Erez believes the fish farms are largely to blame for the fact that a fifth of the park's corals have died off in the past 2 years. "Coral reefs and fish farming are not going together," he says. "We were lucky to monitor all these changes as they occurred." A committee appointed by the Israeli government recommended this month that the fish farms slash their release of nitrogen into the gulf by raising their juvenile fish on land and reducing the feed for their marine farms, and that the pollution in the gulf be studied more closely. Officials at Ardag, the company that runs the offshore fish farms, claim that the damage to the reefs has come mainly from other sources of pollution. "The fish farms in the gulf have no bad effect on the environment outside the limited area of the farms itself," says Ardag's Elisha Turniansky.


Riven, but together

Although relationships between project scientists have remained good, according to both sides, the region's turmoil has placed some constraints on the way research is conducted. For now, researchers must settle for a form of synchronized science. Last summer, for example, Israeli and Jordanian researchers on the gulf measured such parameters as water temperature and salinity. But rather than piling into a single boat, each team met at the border offshore to calibrate equipment before plying its own waters separately. Only later were the data pooled.

Despite the cumbersome procedures dictated by politics, the project has done "extremely well," says Geoffrey O'Sullivan of the Marine Institute in Dublin, who helped review the park's research for the U.S. government. Under the circumstances, he says, "it is a credit to all involved that they have made progress at all." Adds Crosby: "We're clearly moving in a positive direction. But we're not there quite yet."
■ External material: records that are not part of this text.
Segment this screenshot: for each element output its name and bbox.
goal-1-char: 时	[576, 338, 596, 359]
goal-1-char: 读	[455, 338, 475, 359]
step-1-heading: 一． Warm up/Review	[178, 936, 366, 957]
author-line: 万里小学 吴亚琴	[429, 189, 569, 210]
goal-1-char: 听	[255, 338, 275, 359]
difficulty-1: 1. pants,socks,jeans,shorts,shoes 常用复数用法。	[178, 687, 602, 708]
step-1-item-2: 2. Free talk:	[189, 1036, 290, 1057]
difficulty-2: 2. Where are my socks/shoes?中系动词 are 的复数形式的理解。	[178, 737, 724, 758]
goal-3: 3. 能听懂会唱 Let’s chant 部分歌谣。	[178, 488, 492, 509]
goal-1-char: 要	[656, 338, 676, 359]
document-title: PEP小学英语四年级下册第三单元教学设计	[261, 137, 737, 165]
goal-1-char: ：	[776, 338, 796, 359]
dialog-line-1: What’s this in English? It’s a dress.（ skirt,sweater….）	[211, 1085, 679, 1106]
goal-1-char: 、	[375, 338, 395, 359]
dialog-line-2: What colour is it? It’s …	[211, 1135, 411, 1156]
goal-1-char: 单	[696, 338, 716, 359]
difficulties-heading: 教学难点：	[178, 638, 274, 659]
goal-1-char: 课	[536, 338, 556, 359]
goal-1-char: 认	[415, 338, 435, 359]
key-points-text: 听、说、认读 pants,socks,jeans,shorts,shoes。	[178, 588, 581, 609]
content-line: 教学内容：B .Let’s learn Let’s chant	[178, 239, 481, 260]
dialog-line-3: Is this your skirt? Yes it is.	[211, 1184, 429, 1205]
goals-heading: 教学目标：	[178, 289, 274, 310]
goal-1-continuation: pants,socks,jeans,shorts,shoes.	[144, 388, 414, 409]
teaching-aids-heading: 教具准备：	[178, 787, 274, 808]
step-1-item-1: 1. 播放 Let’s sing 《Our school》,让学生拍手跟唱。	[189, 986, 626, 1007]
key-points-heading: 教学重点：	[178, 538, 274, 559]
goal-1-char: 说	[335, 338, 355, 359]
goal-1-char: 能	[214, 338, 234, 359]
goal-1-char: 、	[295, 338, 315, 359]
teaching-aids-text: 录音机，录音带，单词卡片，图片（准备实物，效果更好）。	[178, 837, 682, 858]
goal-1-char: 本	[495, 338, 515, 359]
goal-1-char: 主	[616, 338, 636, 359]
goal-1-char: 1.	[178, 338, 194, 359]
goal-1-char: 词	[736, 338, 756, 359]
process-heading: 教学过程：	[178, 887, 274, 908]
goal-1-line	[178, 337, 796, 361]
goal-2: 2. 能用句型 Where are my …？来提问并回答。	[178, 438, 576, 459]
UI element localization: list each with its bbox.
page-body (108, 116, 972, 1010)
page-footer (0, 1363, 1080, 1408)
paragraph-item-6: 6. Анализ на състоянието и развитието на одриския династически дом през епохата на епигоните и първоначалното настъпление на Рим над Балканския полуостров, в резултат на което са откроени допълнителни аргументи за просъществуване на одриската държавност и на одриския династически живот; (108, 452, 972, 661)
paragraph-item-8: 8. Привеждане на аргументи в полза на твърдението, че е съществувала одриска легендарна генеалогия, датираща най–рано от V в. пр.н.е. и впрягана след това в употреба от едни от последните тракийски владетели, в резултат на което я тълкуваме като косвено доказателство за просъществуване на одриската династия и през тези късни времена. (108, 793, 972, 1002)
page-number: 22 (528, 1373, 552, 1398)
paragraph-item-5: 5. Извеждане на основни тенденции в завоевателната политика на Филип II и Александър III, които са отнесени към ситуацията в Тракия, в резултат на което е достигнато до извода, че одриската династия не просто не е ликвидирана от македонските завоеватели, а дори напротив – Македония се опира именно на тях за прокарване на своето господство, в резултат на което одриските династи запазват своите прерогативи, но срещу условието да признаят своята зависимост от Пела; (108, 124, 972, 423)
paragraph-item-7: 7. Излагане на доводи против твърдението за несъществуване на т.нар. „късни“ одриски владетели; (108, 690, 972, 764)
Also encouraging is the fact that political support for the project is holding strong in both countries--with a commitment, it would appear, to continue the research after the U.S. money runs out in 2003. "I see it as a long-term relationship," says Bilal Bashir, commissioner for environment, regulation, and enforcement with the Aqaba Special Economic Zone Authority in Jordan.
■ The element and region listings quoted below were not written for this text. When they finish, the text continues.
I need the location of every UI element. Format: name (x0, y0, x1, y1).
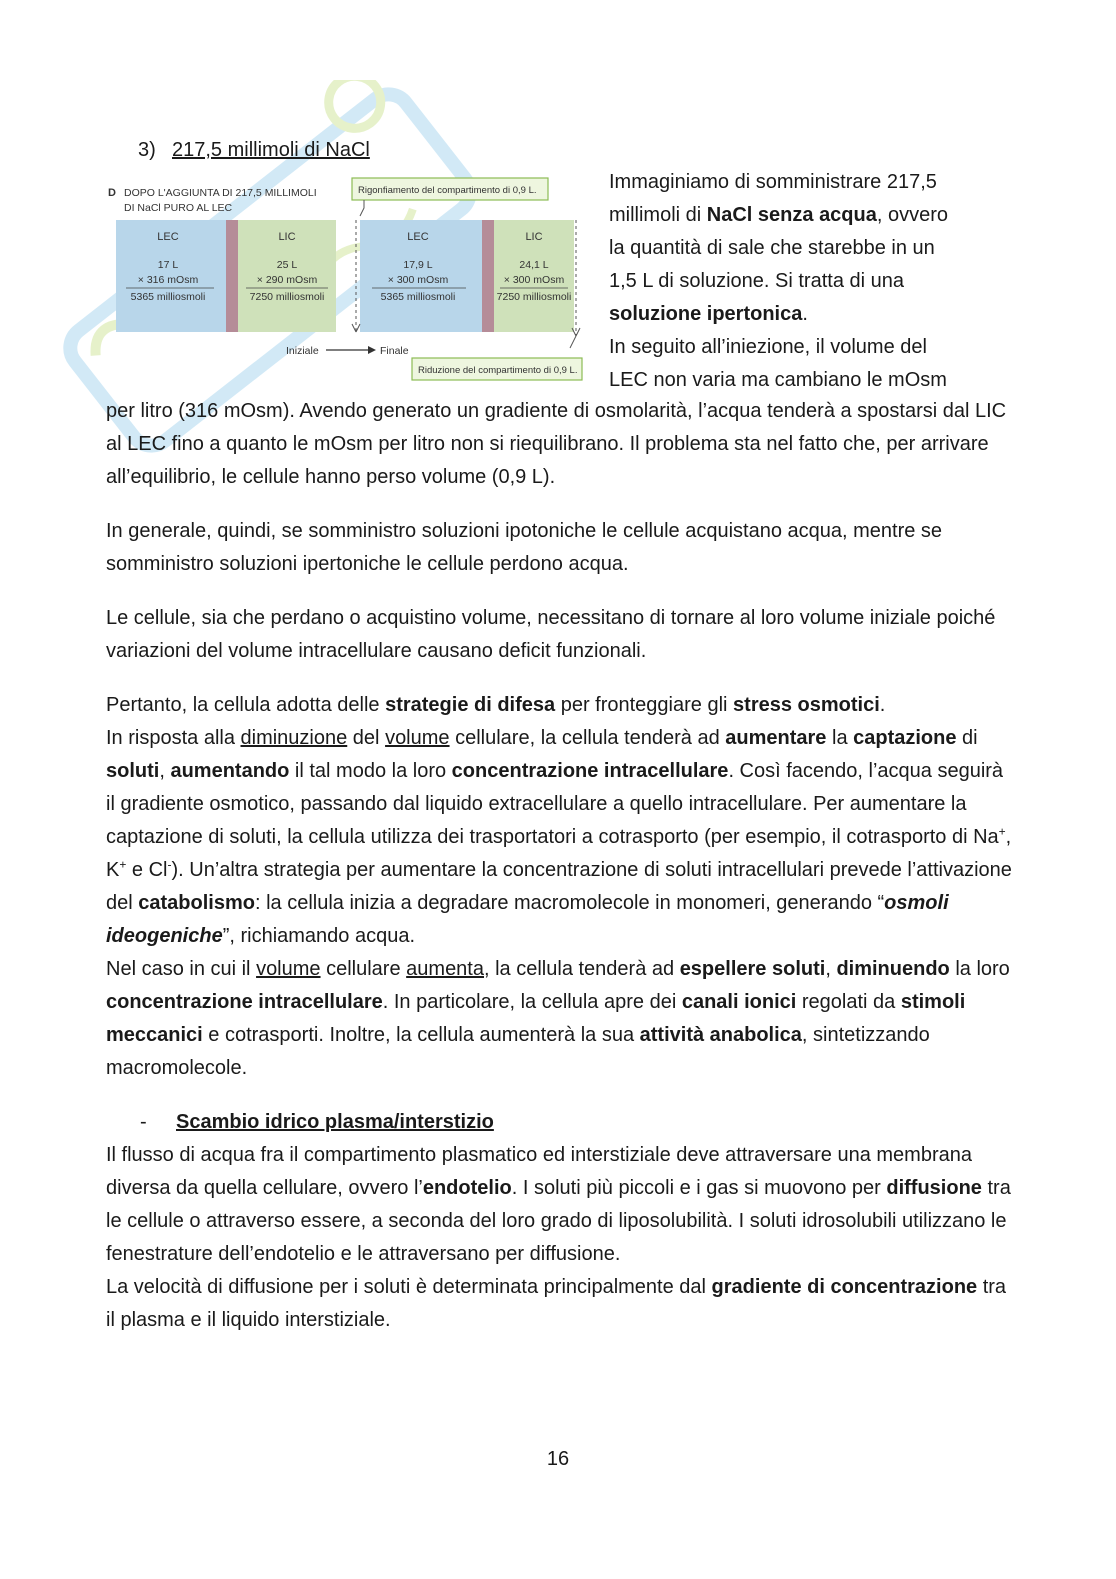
figure-label: D (108, 187, 116, 199)
text-span: e Cl (126, 859, 168, 881)
top-note-pointer (360, 200, 364, 216)
bold-strategie: strategie di difesa (385, 694, 556, 716)
underline-volume: volume (256, 958, 321, 980)
bold-stimoli: stimoli meccanici (106, 991, 966, 1046)
side-line-2 (609, 199, 1009, 232)
side-line-6: In seguito all’iniezione, il volume del (609, 336, 927, 358)
text-span: tra il plasma e il liquido interstiziale. (106, 1276, 1007, 1331)
final-lec-volume: 17,9 L (403, 259, 433, 271)
text-span: del (347, 727, 386, 749)
paragraph-strategies (106, 689, 1016, 722)
bold-catabolismo: catabolismo (138, 892, 255, 914)
bottom-note-text: Riduzione del compartimento di 0,9 L. (418, 365, 578, 376)
initial-lic-total: 7250 milliosmoli (249, 291, 325, 303)
text-span: per fronteggiare gli (555, 694, 734, 716)
text-span: cellulare (320, 958, 407, 980)
text-span: e cotrasporti. Inoltre, la cellula aumenterà la sua (202, 1024, 640, 1046)
initial-lic-volume: 25 L (276, 259, 298, 271)
side-line-1: Immaginiamo di somministrare 217,5 (609, 171, 937, 193)
bold-espellere: espellere soluti (679, 958, 826, 980)
progress-arrow-head (368, 346, 376, 354)
bold-diminuendo: diminuendo (836, 958, 950, 980)
underline-aumenta: aumenta (406, 958, 484, 980)
bold-stress: stress osmotici (733, 694, 880, 716)
final-lic-total: 7250 milliosmoli (496, 291, 572, 303)
bold-gradiente: gradiente di concentrazione (711, 1276, 978, 1298)
final-lic-osm: × 300 mOsm (503, 274, 565, 286)
bold-concentrazione: concentrazione intracellulare (106, 991, 383, 1013)
text-span: La velocità di diffusione per i soluti è determinata principalmente dal (106, 1276, 712, 1298)
initial-lic-name: LIC (278, 231, 296, 243)
bold-italic-osmoli: osmoli ideogeniche (106, 892, 949, 947)
bullet-dash: - (140, 1111, 147, 1133)
final-lec-total: 5365 milliosmoli (380, 291, 456, 303)
page-number: 16 (546, 1448, 570, 1470)
text-span: il tal modo la loro (289, 760, 452, 782)
initial-lec-volume: 17 L (157, 259, 179, 271)
main-body (106, 395, 1016, 1337)
text-span: , (159, 760, 171, 782)
text-span: . (879, 694, 886, 716)
text-span: ”, richiamando acqua. (222, 925, 416, 947)
bold-captazione: captazione (853, 727, 957, 749)
final-membrane (482, 220, 494, 332)
bullet-heading (106, 1106, 1016, 1139)
top-note-text: Rigonfiamento del compartimento di 0,9 L. (358, 185, 537, 196)
text-span: di (956, 727, 978, 749)
text-span: la loro (949, 958, 1010, 980)
final-label: Finale (380, 345, 409, 357)
side-line-3: la quantità di sale che starebbe in un (609, 237, 935, 259)
heading-number: 3) (138, 139, 156, 161)
paragraph-velocity (106, 1271, 1016, 1337)
text-span: Pertanto, la cellula adotta delle (106, 694, 386, 716)
initial-lec-total: 5365 milliosmoli (130, 291, 206, 303)
text-span: , la cellula tenderà ad (484, 958, 680, 980)
final-lec-name: LEC (407, 231, 429, 243)
paragraph-increase (106, 953, 1016, 1085)
side-text-span: . (802, 303, 808, 325)
paragraph-endothelium (106, 1139, 1016, 1271)
bullet-title: Scambio idrico plasma/interstizio (176, 1111, 494, 1133)
text-span: . Così facendo, l’acqua seguirà il gradiente osmotico, passando dal liquido extracellulare a quello intracellulare. Per aumentare la captazione di soluti, la cellula utilizza dei trasportatori a cotrasporto (per esempio, il cotrasporto di Na (106, 760, 1004, 848)
text-span: : la cellula inizia a degradare macromolecole in monomeri, generando “ (254, 892, 885, 914)
underline-diminuzione: diminuzione (240, 727, 348, 749)
bold-concentrazione: concentrazione intracellulare (451, 760, 729, 782)
final-lic-name: LIC (525, 231, 543, 243)
figure-caption-line2: DI NaCl PURO AL LEC (124, 202, 233, 214)
initial-lic-osm: × 290 mOsm (256, 274, 318, 286)
initial-label: Iniziale (286, 345, 319, 357)
superscript: - (167, 857, 172, 872)
bottom-note-pointer (570, 336, 576, 348)
initial-lec-osm: × 316 mOsm (137, 274, 199, 286)
side-paragraph (609, 166, 1009, 397)
figure-caption-line1: DOPO L'AGGIUNTA DI 217,5 MILLIMOLI (124, 187, 317, 199)
bold-soluti: soluti (106, 760, 160, 782)
osmosis-figure (106, 176, 590, 388)
bold-endotelio: endotelio (422, 1177, 512, 1199)
section-heading (138, 136, 370, 164)
text-span: tra le cellule o attraverso essere, a seconda del loro grado di liposolubilità. I soluti idrosolubili utilizzano le fenestrature dell’endotelio e le attraversano per diffusione. (106, 1177, 1011, 1265)
text-span: . In particolare, la cellula apre dei (382, 991, 682, 1013)
side-line-7: LEC non varia ma cambiano le mOsm (609, 369, 947, 391)
bold-aumentare: aumentare (725, 727, 827, 749)
paragraph-cells: Le cellule, sia che perdano o acquistino volume, necessitano di tornare al loro volume iniziale poiché variazioni del volume intracellulare causano deficit funzionali. (106, 607, 996, 662)
text-span: ). Un’altra strategia per aumentare la concentrazione di soluti intracellulari prevede l’attivazione del (106, 859, 1012, 914)
paragraph-decrease (106, 722, 1016, 953)
superscript: + (119, 857, 127, 872)
text-span: In risposta alla (106, 727, 241, 749)
side-text-span: , ovvero (876, 204, 949, 226)
text-span: Il flusso di acqua fra il compartimento plasmatico ed interstiziale deve attraversare una membrana diversa da quella cellulare, ovvero l’ (106, 1144, 972, 1199)
heading-title: 217,5 millimoli di NaCl (172, 139, 370, 161)
text-span: la (826, 727, 854, 749)
text-span: , sintetizzando macromolecole. (106, 1024, 930, 1079)
final-lec-osm: × 300 mOsm (387, 274, 449, 286)
bold-soluzione-ipertonica: soluzione ipertonica (609, 303, 803, 325)
text-span: cellulare, la cellula tenderà ad (449, 727, 726, 749)
initial-membrane (226, 220, 238, 332)
text-span: , (825, 958, 837, 980)
underline-volume: volume (385, 727, 450, 749)
text-span: . I soluti più piccoli e i gas si muovono per (511, 1177, 887, 1199)
bold-nacl: NaCl senza acqua (706, 204, 877, 226)
side-line-4: 1,5 L di soluzione. Si tratta di una (609, 270, 904, 292)
text-span: Nel caso in cui il (106, 958, 257, 980)
paragraph-general: In generale, quindi, se somministro soluzioni ipotoniche le cellule acquistano acqua, mentre se somministro soluzioni ipertoniche le cellule perdono acqua. (106, 520, 943, 575)
side-line-5 (609, 298, 1009, 331)
superscript: + (998, 824, 1006, 839)
initial-lec-name: LEC (157, 231, 179, 243)
paragraph-continuation: per litro (316 mOsm). Avendo generato un gradiente di osmolarità, l’acqua tenderà a spostarsi dal LIC al LEC fino a quanto le mOsm per litro non si riequilibrano. Il problema sta nel fatto che, per arrivare all’equilibrio, le cellule hanno perso volume (0,9 L). (106, 400, 1007, 488)
bold-anabolica: attività anabolica (639, 1024, 802, 1046)
bold-canali: canali ionici (681, 991, 797, 1013)
final-lic-volume: 24,1 L (519, 259, 549, 271)
side-text-span: millimoli di (609, 204, 707, 226)
bold-aumentando: aumentando (170, 760, 290, 782)
text-span: , K (106, 826, 1012, 881)
text-span: regolati da (796, 991, 901, 1013)
bold-diffusione: diffusione (886, 1177, 982, 1199)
If it does live up to its promise, the Peace Park may even serve as a model for other parts of the world, where coastal ecosystems are shared by countries that want to move from conflict to cooperation--from the river deltas between Pakistan and India to the Adriatic coastline of the former Yugoslavia. "There are so many areas that are potentially ripe," says Crosby, for both political and ecological healing.